After a twelve-month jail sentence for drug charges Terry Hawkins decides to dive back into the career of film making, despite that his previous series of stag films failed to make an audience. As he gives up on the idea to sell sex on film, Terry decides that this time he wants to try something different, something more. Like a common career change for many trend following film makers, if you can't sell sex, sell violence. So Terry Hawkins comes to the conclusion along with his friends that the best way to get an audience, is to enter the seedy underworld of snuff.
I know what you're thinking, this is a storyline that has been done to death (pun intended) and you're right; storylines surrounding the controversial theme of snuff has been done more times than you can count, but this is something different.

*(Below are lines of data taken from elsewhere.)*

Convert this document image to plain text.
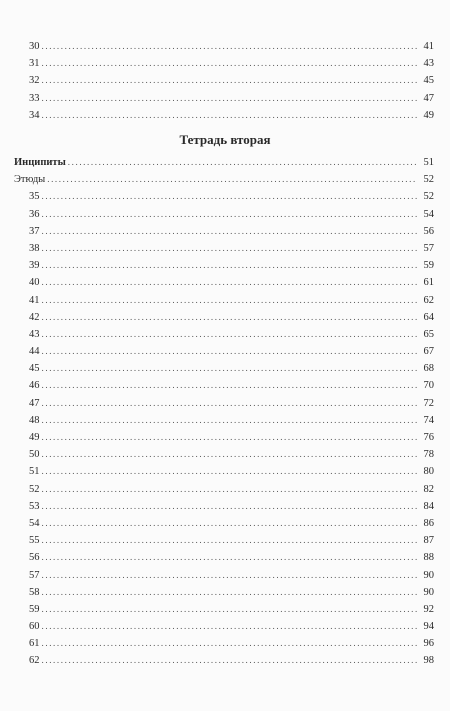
30 .....	41
31 .....	43
32 .....	45
33 .....	47
34 .....	49
Тетрадь вторая
Инципиты .....	51
Этюды .....	52
35 .....	52
36 .....	54
37 .....	56
38 .....	57
39 .....	59
40 .....	61
41 .....	62
42 .....	64
43 .....	65
44 .....	67
45 .....	68
46 .....	70
47 .....	72
48 .....	74
49 .....	76
50 .....	78
51 .....	80
52 .....	82
53 .....	84
54 .....	86
55 .....	87
56 .....	88
57 .....	90
58 .....	90
59 .....	92
60 .....	94
61 .....	96
62 .....	98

Most films surrounding the topic usually view it from an outside perspective, we feel like we're watching the characters watch snuff, as opposed to watching it ourselves. In contrast if you took many scenes out of The Last House on Dead End Street, recorded it on unlabelled VHS tapes and hid it in someone's basement, well their reaction could be interesting.
The Last House on Dead End Street is riddled with poor dubbing, and sub par acting, but this is all part of the fun. In one way this film is the dictionary definition of the dirty Grindhouse genre we all know and love; with topless nudity, graphic violence and more over the top sleaze than the red light district. However in another way The Last House on Dead End Street far surpasses this stereotypical exploitation cliché. The fashion in which this film was shot portrays it not quite as a purposely made b-grade extravaganza, but as an almost authentic guerilla style approach to film making, reeking strongly of artistic merit. In a different light The Last House on Dead End Street is somewhat similar to the great works of Harmony Kormine.
Overall, The Last House on Dead End Street is an incredibly underrated piece of glorious 70's trash. For obvious reasons this is not a film for everyone, but this more intelligent example of Grindhouse cinema is definitely recommended at least as a curiosity call for those who can handle it; and is a must see for fans of the horror genre.